Ramchandra Guha lashes out at Virat Kohli for his influence over BCCI

Ramchandra Guha is a cricket historian and was part of the Supreme Court appointed CoA.

Virat Kohli with Anil Kumble | Getty Images

Ramchandra Guha has taken a dig on Indian skipper Virat Kohli for his influence over BCCI. Guha, who was a member of the BCCI’s Committee of Administrators wrote in a column for The Telegraph about it. He had resigned from the CoA in June last year.

Guha thinks that Indian cricket; including administrators, selectors and coaching staff, are puppets of Kohli. He also thinks that Kohli is the major reason India hasn't done well overseas.  

Guha was part of the Committee of Administrators for four months last year when he got a chance to witness “the reach and range of Kohli’s dominating self”, he wrote. “The BCCI’s officials worshipped him even more than the Indian cabinet worships Narendra Modi. They deferred to him absolutely, even in matters that were not within the Indian captain’s ken.”

Guha also added that BCCI has discussed things such as the Future Tours Programme and the functioning of the National Cricket Academy with Kohli before taking decisions. 

“The BCCI men always used the captain’s first name in referring to him, perhaps to indicate intimacy; however, in concrete behavioral terms, the proximity was more akin to that between servant and master,” Guha wrote.

Ramchandra Guha

“To the corruption and cronyism that has so long bedeviled Indian cricket has recently been added a third ailment; the superstar syndrome. Kohli is a great player, a great leader, but in the absence of institutional checks and balances his team will never achieve the greatness both he and his fans desire,” he added.

Guha had also opened up on Anil Kumble's resignation as head coach of Indian Team. He now questioned why Kumble was replaced “by someone so strikingly inferior, in character and cricketing achievement” to Kohli – and someone with “no coaching experience”.
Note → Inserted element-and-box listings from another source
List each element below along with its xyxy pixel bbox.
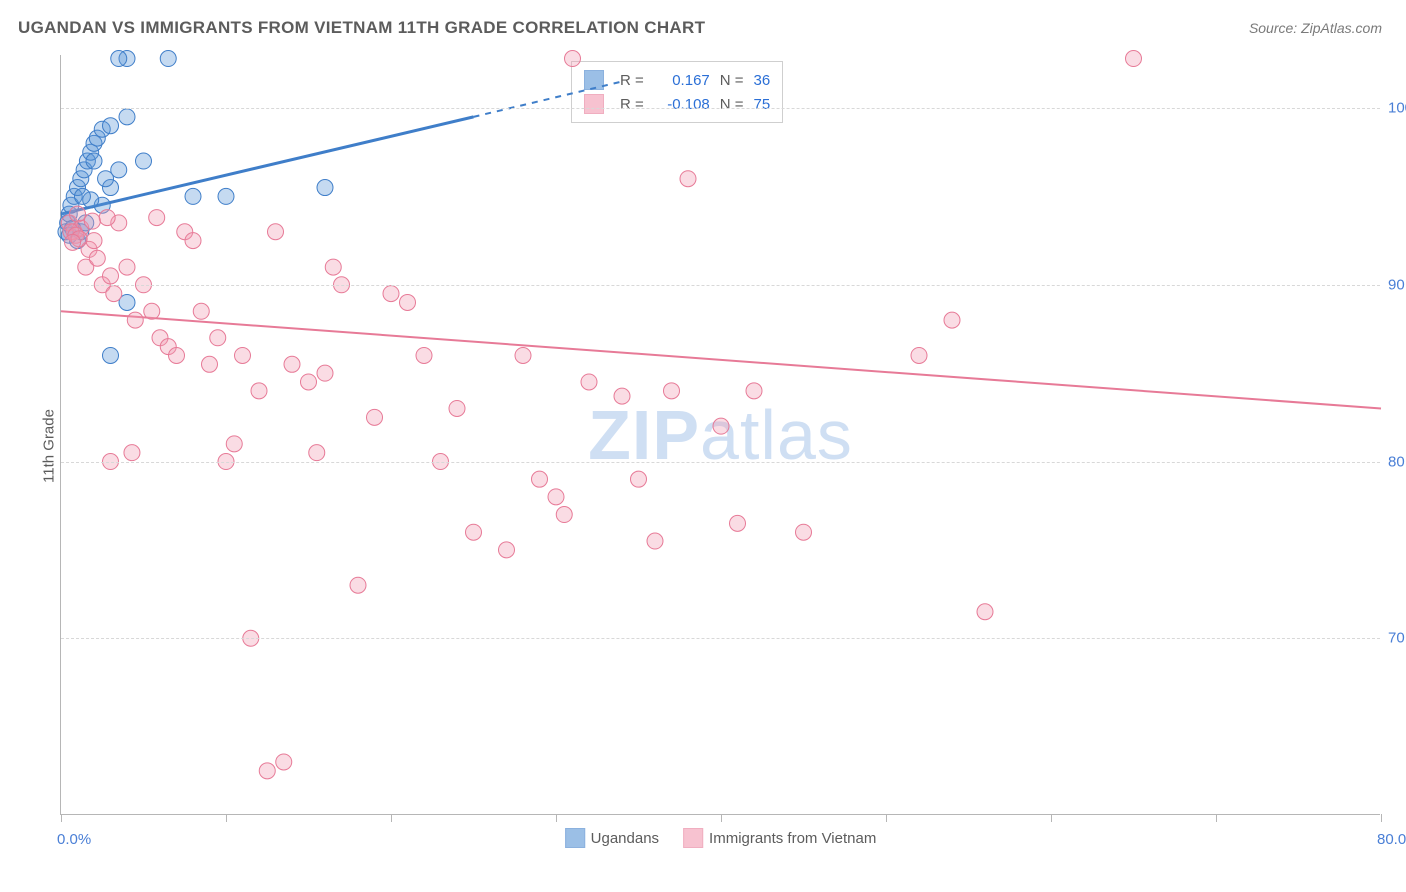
data-point [400, 294, 416, 310]
data-point [136, 153, 152, 169]
data-point [796, 524, 812, 540]
y-tick-label: 70.0% [1388, 630, 1406, 647]
data-point [74, 188, 90, 204]
data-point [367, 409, 383, 425]
data-point [449, 400, 465, 416]
data-point [98, 171, 114, 187]
data-point [416, 347, 432, 363]
legend-swatch-series2 [683, 828, 703, 848]
data-point [944, 312, 960, 328]
data-point [317, 365, 333, 381]
y-tick-label: 90.0% [1388, 276, 1406, 293]
data-point [466, 524, 482, 540]
legend-label-series2: Immigrants from Vietnam [709, 830, 876, 847]
legend-bottom: Ugandans Immigrants from Vietnam [565, 828, 877, 848]
data-point [86, 153, 102, 169]
x-tick [61, 814, 62, 822]
data-point [235, 347, 251, 363]
gridline [61, 108, 1380, 109]
data-point [730, 515, 746, 531]
data-point [911, 347, 927, 363]
data-point [548, 489, 564, 505]
data-point [119, 109, 135, 125]
data-point [251, 383, 267, 399]
data-point [325, 259, 341, 275]
data-point [309, 445, 325, 461]
x-tick [391, 814, 392, 822]
legend-item-series1: Ugandans [565, 828, 659, 848]
x-tick-label: 0.0% [57, 831, 91, 848]
data-point [144, 303, 160, 319]
data-point [185, 188, 201, 204]
data-point [268, 224, 284, 240]
data-point [556, 507, 572, 523]
x-tick [886, 814, 887, 822]
gridline [61, 285, 1380, 286]
data-point [86, 233, 102, 249]
data-point [350, 577, 366, 593]
data-point [631, 471, 647, 487]
data-point [565, 51, 581, 67]
scatter-svg [61, 55, 1380, 814]
data-point [119, 259, 135, 275]
data-point [276, 754, 292, 770]
data-point [202, 356, 218, 372]
data-point [746, 383, 762, 399]
data-point [259, 763, 275, 779]
data-point [65, 234, 81, 250]
data-point [106, 286, 122, 302]
data-point [383, 286, 399, 302]
data-point [581, 374, 597, 390]
data-point [680, 171, 696, 187]
data-point [713, 418, 729, 434]
data-point [614, 388, 630, 404]
y-axis-label: 11th Grade [40, 409, 57, 483]
data-point [149, 210, 165, 226]
data-point [317, 180, 333, 196]
data-point [977, 604, 993, 620]
x-tick [1216, 814, 1217, 822]
data-point [169, 347, 185, 363]
x-tick [1381, 814, 1382, 822]
data-point [70, 206, 86, 222]
data-point [532, 471, 548, 487]
data-point [89, 250, 105, 266]
data-point [127, 312, 143, 328]
y-tick-label: 100.0% [1388, 100, 1406, 117]
data-point [499, 542, 515, 558]
data-point [103, 118, 119, 134]
legend-swatch-series1 [565, 828, 585, 848]
data-point [84, 213, 100, 229]
x-tick [721, 814, 722, 822]
data-point [301, 374, 317, 390]
x-tick [226, 814, 227, 822]
x-tick [1051, 814, 1052, 822]
data-point [111, 51, 127, 67]
legend-item-series2: Immigrants from Vietnam [683, 828, 876, 848]
data-point [185, 233, 201, 249]
data-point [218, 188, 234, 204]
data-point [284, 356, 300, 372]
x-tick-label: 80.0% [1377, 831, 1406, 848]
chart-title: UGANDAN VS IMMIGRANTS FROM VIETNAM 11TH … [18, 18, 705, 38]
data-point [226, 436, 242, 452]
y-tick-label: 80.0% [1388, 453, 1406, 470]
data-point [210, 330, 226, 346]
data-point [124, 445, 140, 461]
data-point [664, 383, 680, 399]
data-point [647, 533, 663, 549]
data-point [1126, 51, 1142, 67]
gridline [61, 638, 1380, 639]
data-point [103, 268, 119, 284]
data-point [160, 51, 176, 67]
data-point [103, 347, 119, 363]
data-point [193, 303, 209, 319]
data-point [99, 210, 115, 226]
x-tick [556, 814, 557, 822]
source-attribution: Source: ZipAtlas.com [1249, 20, 1382, 36]
data-point [515, 347, 531, 363]
scatter-plot-area: ZIPatlas R = 0.167 N = 36 R = -0.108 N =… [60, 55, 1380, 815]
legend-label-series1: Ugandans [591, 830, 659, 847]
gridline [61, 462, 1380, 463]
Explaining it, Guha further wrote that the CoA chairman Vinod Rai had “surrendered his liberties and his independence when confronted by the force of Kohli’s personality”. He added that Shastri was chosen over candidates with more coaching experience, such as Tom Moody, because Rai, Sachin Tendulkar, Sourav Ganguly and VVS Laxman “were intimidated by the Indian captain into subordinating the institution to the individual”.

“The unwisdom of that decision was masked when India played at home, against weak opposition. But it can no longer be concealed,” Guha wrote.

India chose not to play practice matches in South Africa before the Test series and Guha thinks results might have been different if they had done so.

Guha also questioned the selection and said, had Ajinkya Rahane played both Tests, had Bhuvneshwar Kumar played in Centurion, and had India gone to South Africa two weeks earlier than they did instead of “playing gully cricket at home with the Sri Lankans”, the result of the series might have been different.

Guha wrote that the BCCI and India may be the “center of world cricket” in monetary terms but weren’t in sporting terms. He also called for the national selectors to be “cricketers of real achievement” like they once were.

“If not great cricketers themselves, they must at least have the desire and authority to stand up to the captain,” he wrote. “Likewise, the coach must have the wisdom and courage to, when necessary, assert his authority over Kohli’s. And the administrators must schedule our calendar to maximise our chances of doing well overseas, rather than with an eye to their egos and their purses.”